Made using almost all store cupboard ingredients with an addition of fresh or frozen onion and a lemon, keeping costs and kitchen equipment use to a minimum.
Heat the oil in a saucepan on high heat, add the peppers and fry for about 5 minutes until a little browned and just soft
Turn the heat down to medium and add the chopped tomatoes and haricot or baked beans
Once the beans are heated through, make up the vegetable stock with 300ml of boiled water and add to the soup
Tip the soup into a blender or blitz in the pan with a stick blender until its roughly smooth
Tip the soup back into the pan and bring to the boil before reducing the heat to a simmer
Add the rice, kidney beans, lemon juice, paprika and pepper
Stir well and simmer for 20 minutes, stirring now and then to make sure the rice doesn't stick to the pan
Cook until the rice is swollen and soft before serving straight away
If using next day or freezing. Portion into 4 and leave to cool before placing in the fridge or freezer.

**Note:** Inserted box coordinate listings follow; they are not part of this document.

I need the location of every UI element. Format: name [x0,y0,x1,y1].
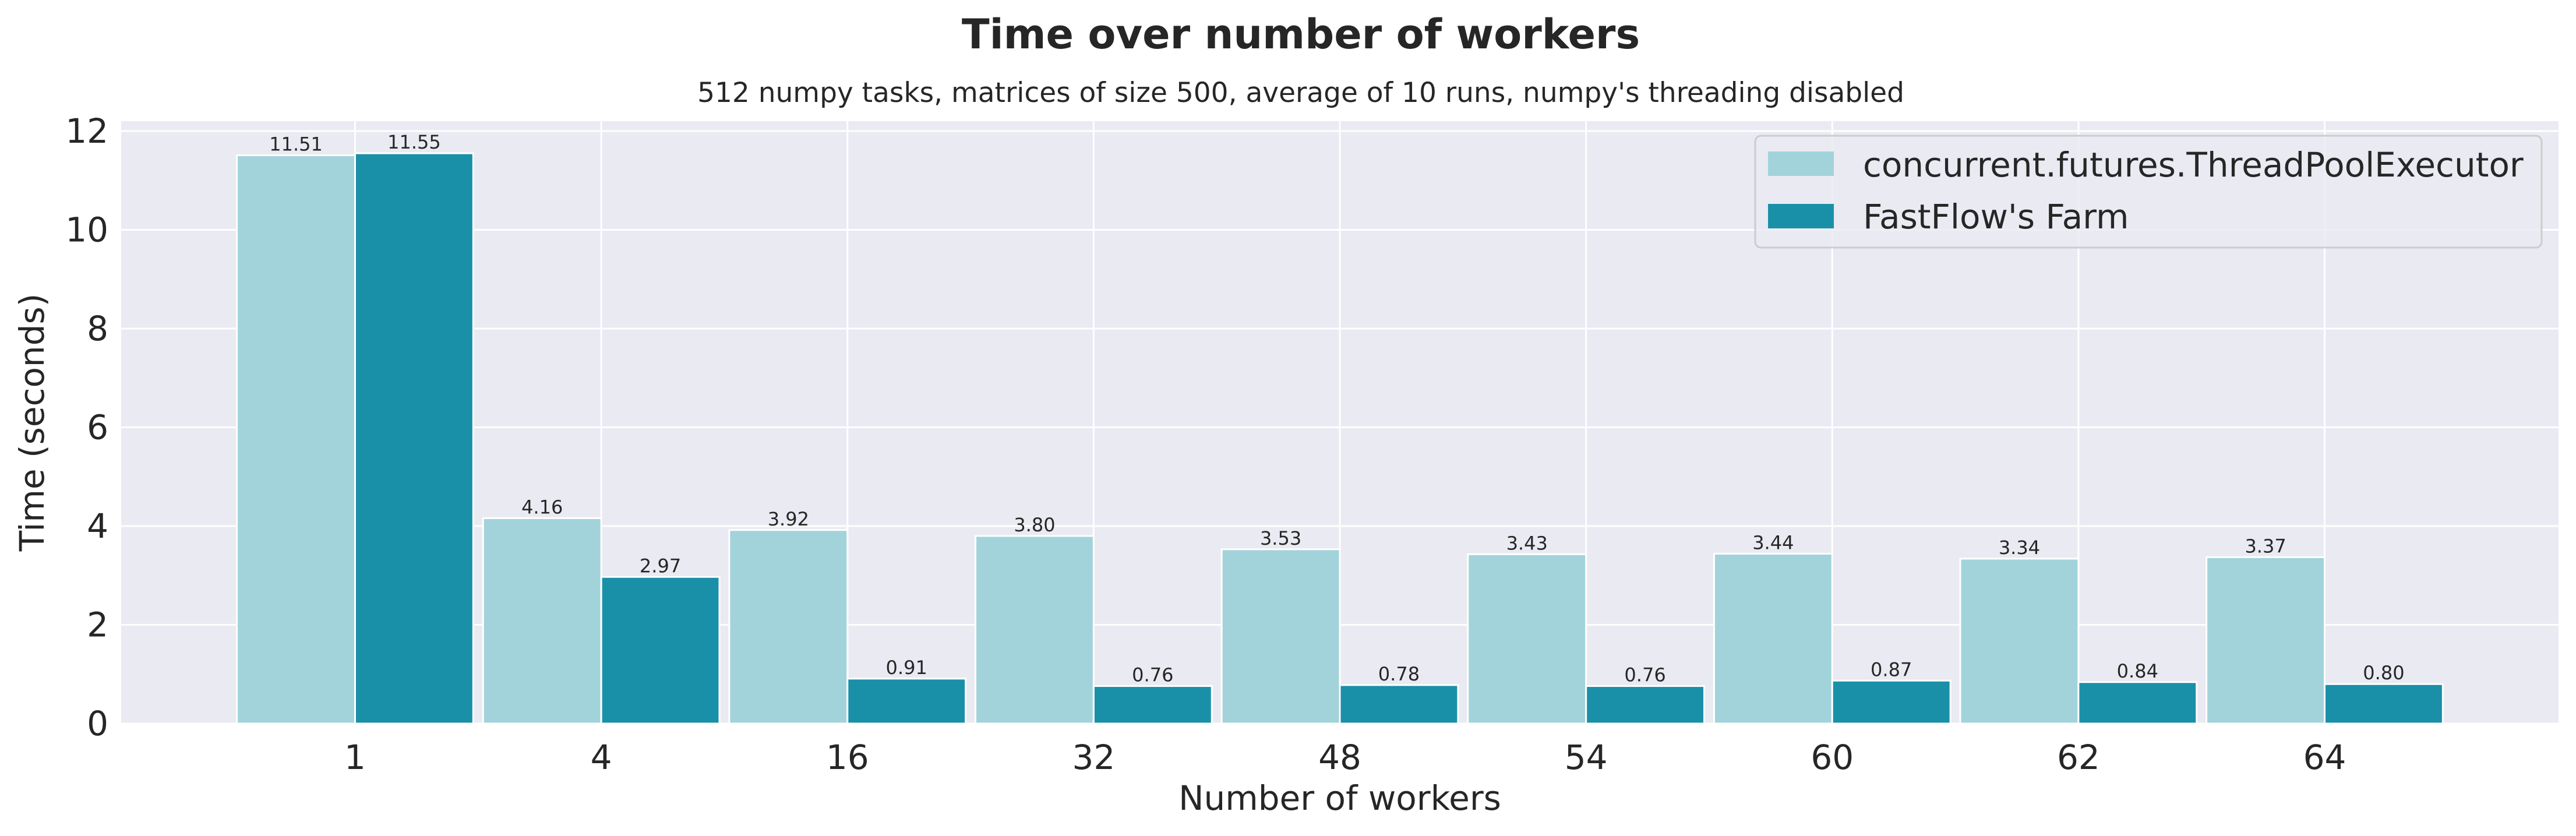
bar-series1-16 [846,678,967,725]
data-label-series1-60: 0.87 [1871,658,1912,680]
bar-series1-54 [1585,685,1705,725]
bar-series1-32 [1092,685,1213,725]
x-tick-label-16: 16 [826,738,869,777]
y-tick-labels: 0 2 4 6 8 10 12 [65,111,108,743]
chart-subtitle: 512 numpy tasks, matrices of size 500, a… [697,77,1904,109]
data-label-series0-1: 11.51 [269,133,323,155]
legend-box [1754,135,2543,249]
x-tick-label-54: 54 [1565,738,1608,777]
data-label-series1-16: 0.91 [886,657,927,679]
bar-series0-16 [728,529,849,725]
data-label-series1-48: 0.78 [1378,663,1420,685]
legend-swatch-fastflow [1768,204,1834,228]
x-tick-label-48: 48 [1318,738,1361,777]
y-tick-label-10: 10 [65,210,108,249]
x-tick-labels: 1 4 16 32 48 54 60 62 64 [344,738,2346,777]
bar-series1-1 [354,152,474,725]
data-label-series0-60: 3.44 [1752,531,1794,553]
data-label-series0-64: 3.37 [2245,535,2286,557]
y-tick-label-2: 2 [87,605,108,644]
data-label-series0-48: 3.53 [1260,527,1301,549]
data-label-series0-4: 4.16 [521,496,563,518]
data-label-series1-62: 0.84 [2117,660,2158,682]
data-labels: 11.51 4.16 3.92 3.80 3.53 3.43 3.44 3.34 3.37 11.… [269,131,2404,686]
bar-series0-62 [1959,558,2080,725]
y-tick-label-0: 0 [87,704,108,743]
y-tick-label-12: 12 [65,111,108,151]
data-label-series1-32: 0.76 [1132,664,1173,686]
legend: concurrent.futures.ThreadPoolExecutor Fa… [1754,135,2543,249]
bar-series0-54 [1467,553,1587,725]
x-tick-label-32: 32 [1072,738,1115,777]
bar-series0-32 [975,535,1095,725]
y-axis-label: Time (seconds) [12,294,52,552]
x-tick-label-1: 1 [344,738,366,777]
bar-series1-4 [600,576,721,725]
x-tick-label-4: 4 [591,738,612,777]
x-axis-label: Number of workers [1178,778,1501,818]
bar-series0-64 [2206,556,2326,725]
bar-series0-48 [1220,548,1341,725]
legend-label-fastflow: FastFlow's Farm [1863,197,2129,237]
bar-series1-60 [1831,679,1952,725]
bar-series0-60 [1713,552,1833,725]
data-label-series1-54: 0.76 [1624,664,1665,686]
x-tick-label-60: 60 [1811,738,1854,777]
bar-series1-48 [1339,684,1459,725]
data-label-series0-32: 3.80 [1014,514,1055,536]
data-label-series0-16: 3.92 [768,508,809,530]
data-label-series0-62: 3.34 [1999,537,2040,559]
data-label-series1-4: 2.97 [640,555,681,577]
legend-swatch-threadpool [1768,151,1834,176]
data-label-series0-54: 3.43 [1506,532,1548,554]
data-label-series1-1: 11.55 [387,131,441,153]
bar-series0-4 [482,517,602,725]
chart-title: Time over number of workers [962,10,1640,58]
bar-series1-62 [2077,681,2198,725]
bars [236,152,2444,725]
legend-label-threadpool: concurrent.futures.ThreadPoolExecutor [1863,145,2524,185]
y-tick-label-6: 6 [87,407,108,447]
x-tick-label-64: 64 [2303,738,2346,777]
data-label-series1-64: 0.80 [2363,662,2404,684]
x-tick-label-62: 62 [2057,738,2100,777]
bar-series1-64 [2324,683,2444,725]
y-tick-label-4: 4 [87,506,108,546]
y-tick-label-8: 8 [87,309,108,348]
bar-series0-1 [236,154,356,725]
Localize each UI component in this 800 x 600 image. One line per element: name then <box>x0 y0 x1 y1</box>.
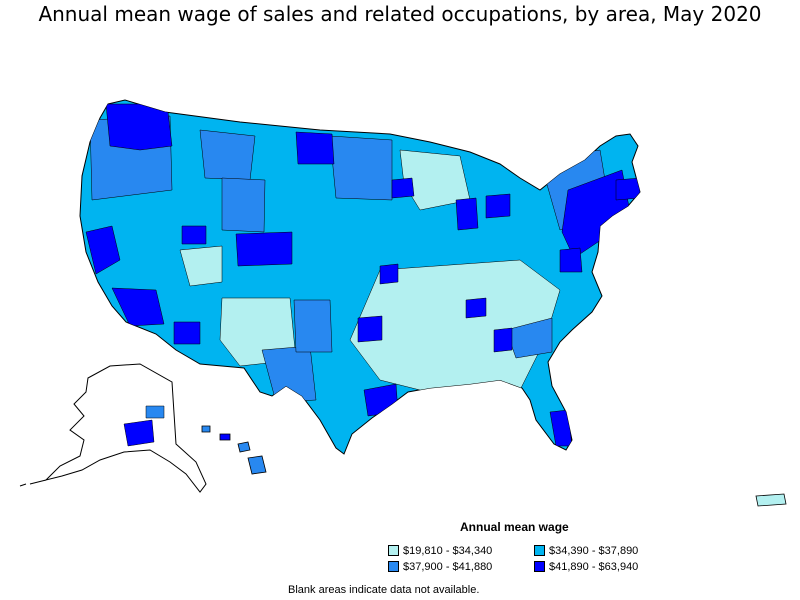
legend-swatch-tier3 <box>388 560 399 572</box>
metro-salt-lake <box>181 225 207 245</box>
legend-label-tier3: $37,900 - $41,880 <box>403 561 493 573</box>
map-legend: Annual mean wage $19,810 - $34,340 $34,3… <box>384 518 684 580</box>
map-title: Annual mean wage of sales and related oc… <box>38 2 762 26</box>
legend-swatch-tier1 <box>388 544 399 556</box>
region-texas-west <box>261 345 317 403</box>
region-montana-west <box>199 129 256 181</box>
metro-north-dakota <box>295 131 335 165</box>
hawaii-island-kauai <box>201 425 211 433</box>
puerto-rico-island <box>755 493 787 507</box>
metro-dc <box>559 247 583 273</box>
metro-detroit <box>485 193 511 219</box>
contiguous-us <box>79 99 641 455</box>
aleutian-islands <box>19 479 47 487</box>
hawaii <box>201 425 267 475</box>
metro-kansas-city <box>379 263 399 285</box>
map-footnote: Blank areas indicate data not available. <box>288 584 480 596</box>
region-greatbasin-low <box>179 245 223 287</box>
metro-denver <box>235 231 293 267</box>
metro-chicago <box>455 197 479 231</box>
legend-item-tier4: $41,890 - $63,940 <box>534 560 638 574</box>
hawaii-island-maui <box>237 441 251 453</box>
metro-dallas <box>357 315 383 343</box>
legend-label-tier1: $19,810 - $34,340 <box>403 545 493 557</box>
region-nm-east <box>293 299 333 353</box>
alaska <box>19 363 207 493</box>
metro-los-angeles <box>111 287 165 327</box>
legend-swatch-tier2 <box>534 544 545 556</box>
metro-bay-area <box>85 225 121 275</box>
legend-label-tier2: $34,390 - $37,890 <box>549 545 639 557</box>
region-upper-midwest-low <box>399 149 471 211</box>
hawaii-island-big <box>247 455 267 475</box>
metro-anchorage <box>123 419 155 447</box>
legend-label-tier4: $41,890 - $63,940 <box>549 561 639 573</box>
metro-atlanta <box>493 327 513 353</box>
metro-fairbanks <box>145 405 165 419</box>
metro-nashville <box>465 297 487 319</box>
region-dakotas-east <box>329 135 393 201</box>
region-wyoming <box>221 177 266 233</box>
legend-title: Annual mean wage <box>460 520 569 534</box>
legend-swatch-tier4 <box>534 560 545 572</box>
hawaii-island-oahu <box>219 433 231 441</box>
legend-item-tier1: $19,810 - $34,340 <box>388 544 492 558</box>
puerto-rico <box>755 493 787 507</box>
metro-northeast-corridor <box>561 169 631 259</box>
metro-phoenix <box>173 321 201 345</box>
region-nc-sc <box>505 317 553 359</box>
metro-boston <box>615 177 640 201</box>
legend-item-tier3: $37,900 - $41,880 <box>388 560 492 574</box>
metro-houston <box>363 383 399 417</box>
legend-item-tier2: $34,390 - $37,890 <box>534 544 638 558</box>
metro-minneapolis <box>391 177 415 199</box>
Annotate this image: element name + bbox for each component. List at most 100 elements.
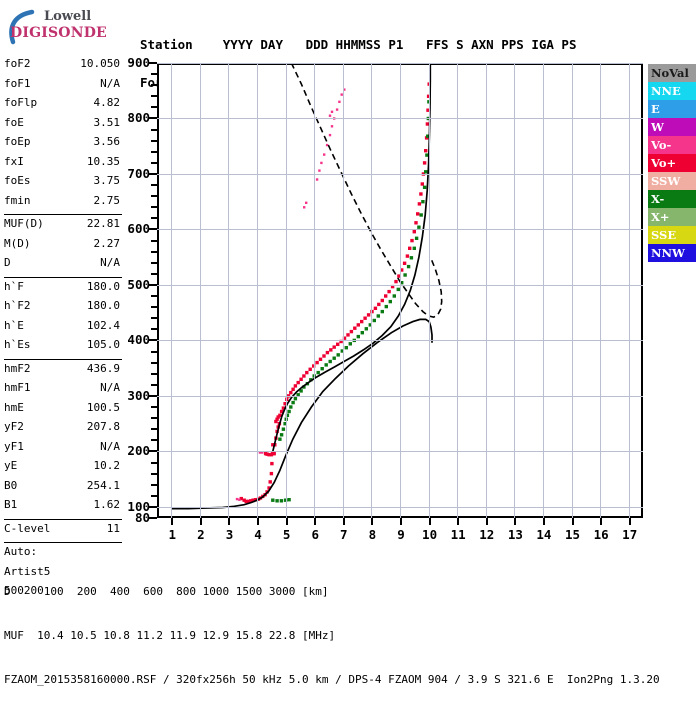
param-key: foE bbox=[4, 115, 24, 129]
legend-item-x-[interactable]: X+ bbox=[648, 208, 696, 226]
legend-item-vo-[interactable]: Vo+ bbox=[648, 154, 696, 172]
param-key: foF1 bbox=[4, 76, 31, 90]
y-axis-minor-tick bbox=[151, 272, 157, 275]
y-axis-minor-tick bbox=[151, 128, 157, 131]
vertical-gridline bbox=[199, 63, 201, 518]
param-key: fmin bbox=[4, 193, 31, 207]
x-axis-tick bbox=[371, 518, 374, 525]
y-axis-minor-tick bbox=[151, 206, 157, 209]
legend-item-x-[interactable]: X- bbox=[648, 190, 696, 208]
legend-item-noval[interactable]: NoVal bbox=[648, 64, 696, 82]
logo-arc-icon bbox=[9, 9, 35, 45]
vertical-gridline bbox=[571, 63, 573, 518]
y-axis-label: 400 bbox=[127, 332, 150, 348]
param-row-he: h`E 102.4 bbox=[4, 319, 122, 339]
param-value: 1.62 bbox=[93, 498, 121, 511]
y-axis-major-tick bbox=[148, 517, 157, 519]
param-key: yF1 bbox=[4, 439, 24, 453]
legend-item-vo-[interactable]: Vo- bbox=[648, 136, 696, 154]
legend-item-nnw[interactable]: NNW bbox=[648, 244, 696, 262]
param-row-mufd: MUF(D) 22.81 bbox=[4, 217, 122, 237]
trace-muf-curve-dashed-black bbox=[290, 63, 443, 318]
x-axis-tick bbox=[342, 518, 345, 525]
y-axis-minor-tick bbox=[151, 350, 157, 353]
auto-label: Auto: bbox=[4, 545, 38, 558]
y-axis-minor-tick bbox=[151, 195, 157, 198]
param-row-foes: foEs 3.75 bbox=[4, 174, 122, 194]
ionogram-plot-area[interactable] bbox=[157, 63, 643, 518]
param-key: yE bbox=[4, 459, 18, 472]
x-axis-label: 9 bbox=[397, 527, 405, 542]
param-key: hmE bbox=[4, 400, 24, 414]
trace-model-profile-solid-black bbox=[171, 318, 433, 510]
param-row-fxi: fxI 10.35 bbox=[4, 155, 122, 175]
vertical-gridline bbox=[600, 63, 602, 518]
legend-item-w[interactable]: W bbox=[648, 118, 696, 136]
vertical-gridline bbox=[171, 63, 173, 518]
param-value: 22.81 bbox=[86, 217, 120, 230]
param-group-divider bbox=[4, 542, 122, 543]
horizontal-gridline bbox=[157, 173, 643, 175]
footer-distance-row: D 100 200 400 600 800 1000 1500 3000 [km… bbox=[4, 585, 329, 599]
param-value: N/A bbox=[100, 76, 120, 90]
param-group-divider bbox=[4, 358, 122, 360]
y-axis-major-tick bbox=[148, 339, 157, 342]
auto-program: Artist5 bbox=[4, 564, 51, 578]
param-value: 10.2 bbox=[93, 459, 121, 472]
y-axis-minor-tick bbox=[151, 139, 157, 142]
y-axis-major-tick bbox=[148, 505, 157, 508]
plot-frame-left bbox=[157, 63, 159, 518]
vertical-gridline bbox=[457, 63, 459, 518]
legend-item-e[interactable]: E bbox=[648, 100, 696, 118]
param-key: foEp bbox=[4, 135, 31, 148]
x-axis-label: 5 bbox=[282, 527, 291, 542]
y-axis-minor-tick bbox=[151, 428, 157, 431]
param-value: 11 bbox=[106, 521, 120, 535]
y-axis-label: 900 bbox=[127, 55, 150, 70]
x-axis-label: 2 bbox=[197, 527, 205, 542]
horizontal-gridline bbox=[157, 63, 643, 64]
x-axis-tick bbox=[314, 518, 317, 525]
x-axis-label: 6 bbox=[311, 527, 319, 542]
y-axis-minor-tick bbox=[151, 295, 157, 298]
trace-x-trace-green bbox=[271, 100, 431, 503]
y-axis-label: 300 bbox=[127, 387, 150, 403]
y-axis-minor-tick bbox=[151, 306, 157, 309]
y-axis-label: 600 bbox=[127, 221, 150, 237]
ionogram-traces bbox=[171, 63, 443, 510]
param-row-fmin: fmin 2.75 bbox=[4, 194, 122, 214]
y-axis-label: 100 bbox=[127, 498, 150, 514]
param-row-yf1: yF1 N/A bbox=[4, 440, 122, 460]
polarization-legend[interactable]: NoVal NNE E W Vo- Vo+ SSW X- X+ SSE NNW bbox=[648, 64, 696, 262]
y-axis-label: 200 bbox=[127, 443, 150, 459]
param-key: B1 bbox=[4, 498, 18, 511]
param-key: h`F2 bbox=[4, 299, 31, 312]
horizontal-gridline bbox=[157, 506, 643, 508]
vertical-gridline bbox=[428, 63, 430, 518]
logo-lowell-text: Lowell bbox=[44, 9, 92, 24]
horizontal-gridline bbox=[157, 118, 643, 120]
legend-item-sse[interactable]: SSE bbox=[648, 226, 696, 244]
trace-vo-magenta-sparse-echoes bbox=[235, 88, 346, 501]
x-axis-label: 13 bbox=[507, 527, 523, 542]
x-axis-tick bbox=[285, 518, 288, 525]
vertical-gridline bbox=[400, 63, 401, 518]
x-axis-label: 12 bbox=[479, 527, 495, 542]
param-row-md: M(D) 2.27 bbox=[4, 237, 122, 257]
param-row-b0: B0 254.1 bbox=[4, 479, 122, 499]
vertical-gridline bbox=[371, 63, 373, 518]
param-row-foe: foE 3.51 bbox=[4, 116, 122, 136]
param-row-hme: hmE 100.5 bbox=[4, 401, 122, 421]
param-value: 2.75 bbox=[93, 193, 121, 207]
param-key: M(D) bbox=[4, 236, 31, 250]
y-axis-label: 80 bbox=[134, 510, 150, 525]
param-group-divider bbox=[4, 276, 122, 278]
y-axis-minor-tick bbox=[151, 483, 157, 486]
vertical-gridline bbox=[542, 63, 544, 518]
footer-muf-row: MUF 10.4 10.5 10.8 11.2 11.9 12.9 15.8 2… bbox=[4, 628, 336, 642]
param-key: h`E bbox=[4, 318, 24, 332]
legend-item-nne[interactable]: NNE bbox=[648, 82, 696, 100]
vertical-gridline bbox=[314, 63, 316, 518]
param-key: D bbox=[4, 256, 11, 269]
legend-item-ssw[interactable]: SSW bbox=[648, 172, 696, 190]
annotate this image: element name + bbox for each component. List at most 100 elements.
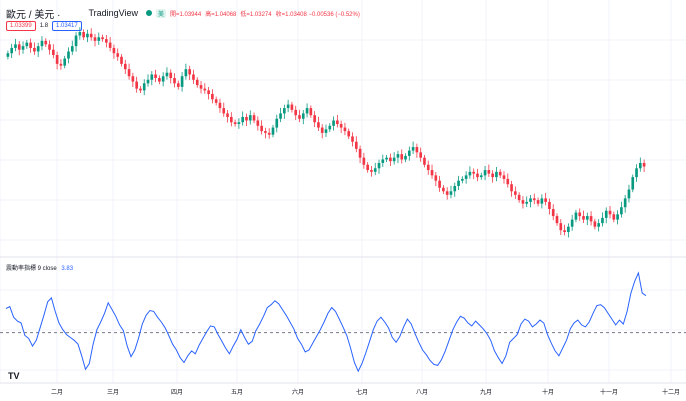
- candle: [392, 152, 396, 165]
- candle: [256, 116, 260, 131]
- time-axis-label: 四月: [171, 389, 183, 396]
- candle: [74, 32, 78, 52]
- candle: [358, 145, 362, 164]
- candle: [396, 150, 400, 164]
- candle: [180, 72, 184, 92]
- candle: [139, 85, 142, 94]
- tradingview-logo-icon[interactable]: TV: [8, 371, 20, 381]
- candle: [608, 205, 612, 219]
- candle: [582, 210, 585, 223]
- time-axis-label: 三月: [107, 389, 119, 396]
- candle: [245, 113, 248, 126]
- candle: [165, 67, 169, 80]
- candle: [498, 169, 502, 179]
- candle: [445, 187, 449, 200]
- candle: [184, 63, 188, 80]
- candle: [540, 194, 544, 209]
- candle: [385, 155, 388, 163]
- candle: [536, 197, 540, 207]
- candle: [381, 154, 385, 168]
- candle: [389, 153, 392, 166]
- ohlc-legend: 美 開=1.03944 高=1.04068 低=1.03274 收=1.0340…: [145, 8, 360, 18]
- candle: [457, 175, 460, 191]
- candle: [532, 193, 536, 205]
- symbol-title[interactable]: 歐元 / 美元 ·: [6, 9, 61, 21]
- candle: [366, 162, 369, 173]
- candle: [150, 71, 154, 86]
- candle: [290, 101, 294, 113]
- candle: [468, 166, 472, 179]
- candle: [623, 195, 627, 213]
- candle: [154, 69, 157, 83]
- candle: [370, 165, 373, 177]
- candle: [101, 34, 104, 42]
- candle: [44, 38, 48, 48]
- candle: [226, 110, 229, 123]
- candle: [36, 42, 40, 57]
- candle: [10, 43, 14, 59]
- candle: [260, 120, 263, 135]
- candle: [188, 65, 191, 80]
- candlestick-series: [6, 27, 646, 238]
- candle: [563, 224, 566, 236]
- candle: [411, 141, 415, 154]
- candle: [567, 223, 570, 238]
- candle: [585, 212, 589, 226]
- candle: [373, 162, 377, 176]
- candle: [252, 112, 256, 124]
- candle: [434, 172, 438, 187]
- candle: [55, 51, 59, 70]
- candle: [529, 195, 532, 208]
- candle: [248, 110, 252, 125]
- candle: [298, 109, 301, 123]
- candle: [351, 132, 354, 147]
- candle: [218, 98, 222, 113]
- candle: [487, 164, 491, 177]
- candle: [283, 104, 286, 119]
- candle: [347, 128, 351, 140]
- sell-price-button[interactable]: 1.03399: [6, 21, 36, 31]
- candle: [233, 119, 237, 127]
- candle: [514, 186, 517, 199]
- candle: [264, 127, 267, 139]
- candle: [192, 69, 195, 84]
- candle: [78, 27, 82, 40]
- candle: [495, 167, 498, 182]
- candle: [21, 41, 25, 54]
- buy-price-button[interactable]: 1.03417: [52, 21, 82, 31]
- candle: [176, 80, 180, 90]
- candle: [6, 50, 10, 60]
- candle: [570, 214, 574, 231]
- candle: [82, 29, 85, 40]
- candle: [328, 123, 332, 132]
- indicator-legend[interactable]: 震動率指標 9 close 3.83: [6, 263, 73, 272]
- candle: [332, 116, 335, 131]
- candle: [29, 38, 32, 53]
- candle: [142, 79, 146, 96]
- candle: [241, 111, 245, 126]
- candle: [317, 116, 320, 131]
- candle: [510, 180, 513, 197]
- candle: [449, 185, 453, 199]
- candle: [419, 147, 422, 162]
- time-axis-label: 十二月: [662, 388, 680, 396]
- candle: [173, 73, 176, 88]
- candle: [112, 44, 116, 59]
- candle: [354, 136, 358, 153]
- candle: [203, 83, 207, 94]
- candle: [48, 40, 51, 55]
- candle: [207, 87, 210, 100]
- market-status-icon: [145, 10, 152, 16]
- candle: [407, 146, 411, 161]
- candle: [120, 54, 123, 67]
- candle: [426, 160, 430, 175]
- candle: [574, 209, 578, 223]
- time-axis: 二月 三月 四月 五月 六月 七月 八月 九月 十月 十一月 十二月: [51, 388, 680, 396]
- close-value: 收=1.03408 −0.00536 (−0.52%): [275, 11, 360, 18]
- candle: [14, 38, 17, 52]
- candle: [453, 182, 457, 197]
- candle: [476, 168, 479, 182]
- candle: [70, 40, 74, 55]
- time-axis-label: 八月: [416, 389, 428, 396]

*When using from frozen, defrost in the fridge overnight before heating in a saucepan until thoroughly heated through
Beans and pulses are high in fibre and a great source of plant based protein, which help to keep us feeling fuller for longer. Fibre also helps keep our digestive systems working well and feeds our benefitial gut bacteria.
Fruit and vegetables that have been tinned or frozen are a cost effective and accessible way of getting you're 5 a day. Not only are they often cheaper than fresh, the freezing and canning process, often retains more of the many important nutrients.